When European scientists arrived in Greenland over 200 years ago to first study its geology, they encountered local Greenlandic people who were already familiar with red gemstones. The Greenlanders assisted the explorers with their ruby hunting, leading them to locations spread out for over a hundred miles along the southwest shores of Greenland, known as the Kitaa Coast.

The first official geological survey of the region was done in the summer of 1966, when gem quality ruby material was recorded on a small island in a lake at the head of the Tasiussarssuaq fjord. At the time, the island had no name, but today it’s called Ruby Island. Greenland Ruby named its mine site, Aappaluttoq, the Greenlandic word for red, to highlight the extraordinary amounts of rough ruby found in the rock.

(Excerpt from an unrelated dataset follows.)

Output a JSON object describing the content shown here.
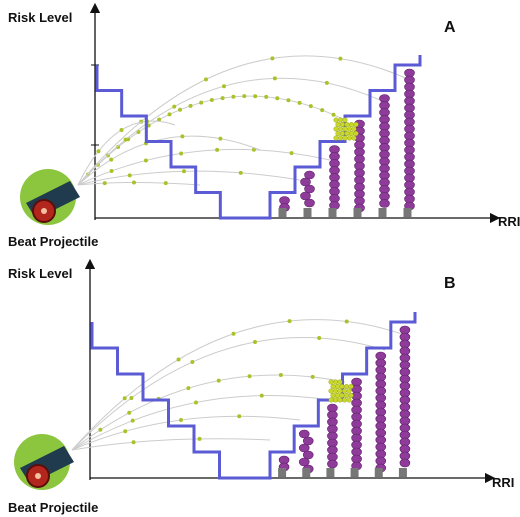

The discovery of gem quality ruby and pink sapphire in Greenland was key – because they are among the hardest, densest, and most valued gems in the world, members of the mineral species called corundum. Legendary in history, rubies are mentioned four times in the Bible, and were known to the Romans and to various ancient peoples in the East. Throughout human history, rubies have been – and still are – considered the king of gemstones.

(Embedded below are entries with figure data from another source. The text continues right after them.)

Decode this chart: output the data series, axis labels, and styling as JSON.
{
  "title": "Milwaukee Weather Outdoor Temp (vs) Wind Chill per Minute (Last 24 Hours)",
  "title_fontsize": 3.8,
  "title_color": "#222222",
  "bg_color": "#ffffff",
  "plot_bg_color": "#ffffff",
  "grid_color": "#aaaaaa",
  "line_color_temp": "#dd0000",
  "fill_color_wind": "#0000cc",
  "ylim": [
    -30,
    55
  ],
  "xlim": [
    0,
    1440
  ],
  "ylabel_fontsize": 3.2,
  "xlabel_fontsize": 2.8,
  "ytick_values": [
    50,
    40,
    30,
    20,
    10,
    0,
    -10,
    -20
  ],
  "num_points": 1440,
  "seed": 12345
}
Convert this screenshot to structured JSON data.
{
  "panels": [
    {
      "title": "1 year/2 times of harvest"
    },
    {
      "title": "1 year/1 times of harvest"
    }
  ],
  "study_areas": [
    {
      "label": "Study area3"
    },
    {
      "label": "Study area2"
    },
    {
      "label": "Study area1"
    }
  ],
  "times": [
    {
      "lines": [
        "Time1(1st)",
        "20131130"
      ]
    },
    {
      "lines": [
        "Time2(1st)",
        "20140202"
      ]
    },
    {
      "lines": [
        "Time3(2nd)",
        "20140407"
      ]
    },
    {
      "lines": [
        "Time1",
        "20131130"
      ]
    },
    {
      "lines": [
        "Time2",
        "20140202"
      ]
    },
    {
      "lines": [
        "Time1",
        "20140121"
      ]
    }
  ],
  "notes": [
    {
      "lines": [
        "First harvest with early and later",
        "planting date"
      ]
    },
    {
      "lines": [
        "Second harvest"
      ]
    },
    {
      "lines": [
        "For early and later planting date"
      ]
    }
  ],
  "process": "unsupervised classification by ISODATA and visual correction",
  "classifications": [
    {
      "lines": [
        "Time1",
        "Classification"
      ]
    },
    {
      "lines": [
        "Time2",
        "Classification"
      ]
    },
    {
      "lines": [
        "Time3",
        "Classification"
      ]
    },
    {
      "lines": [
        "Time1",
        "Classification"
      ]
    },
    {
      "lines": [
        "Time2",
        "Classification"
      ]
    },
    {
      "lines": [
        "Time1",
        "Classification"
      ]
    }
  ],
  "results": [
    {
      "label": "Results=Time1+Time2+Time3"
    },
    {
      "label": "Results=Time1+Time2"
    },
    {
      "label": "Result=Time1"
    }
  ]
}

Greenlandic ruby and pink sapphire have been described as similar to the quality that is found in parts of Burma and in Mozambique, two important sources of corundum. The gems vary in color from the deep and vibrant red ruby known traditionally in the trade as “Pigeon's Blood” to the lighter shades of pink (which are pink sapphire). The mine is believed to be the oldest corundum deposit in the world, untouched for a billion years, and twice as old as most other deposits.

The Aappaluttoq mine site is estimated to have at least 30-years-worth of gem-quality ruby and pink sapphire material, ensuring consistency of supply for jewelry assortments and collections.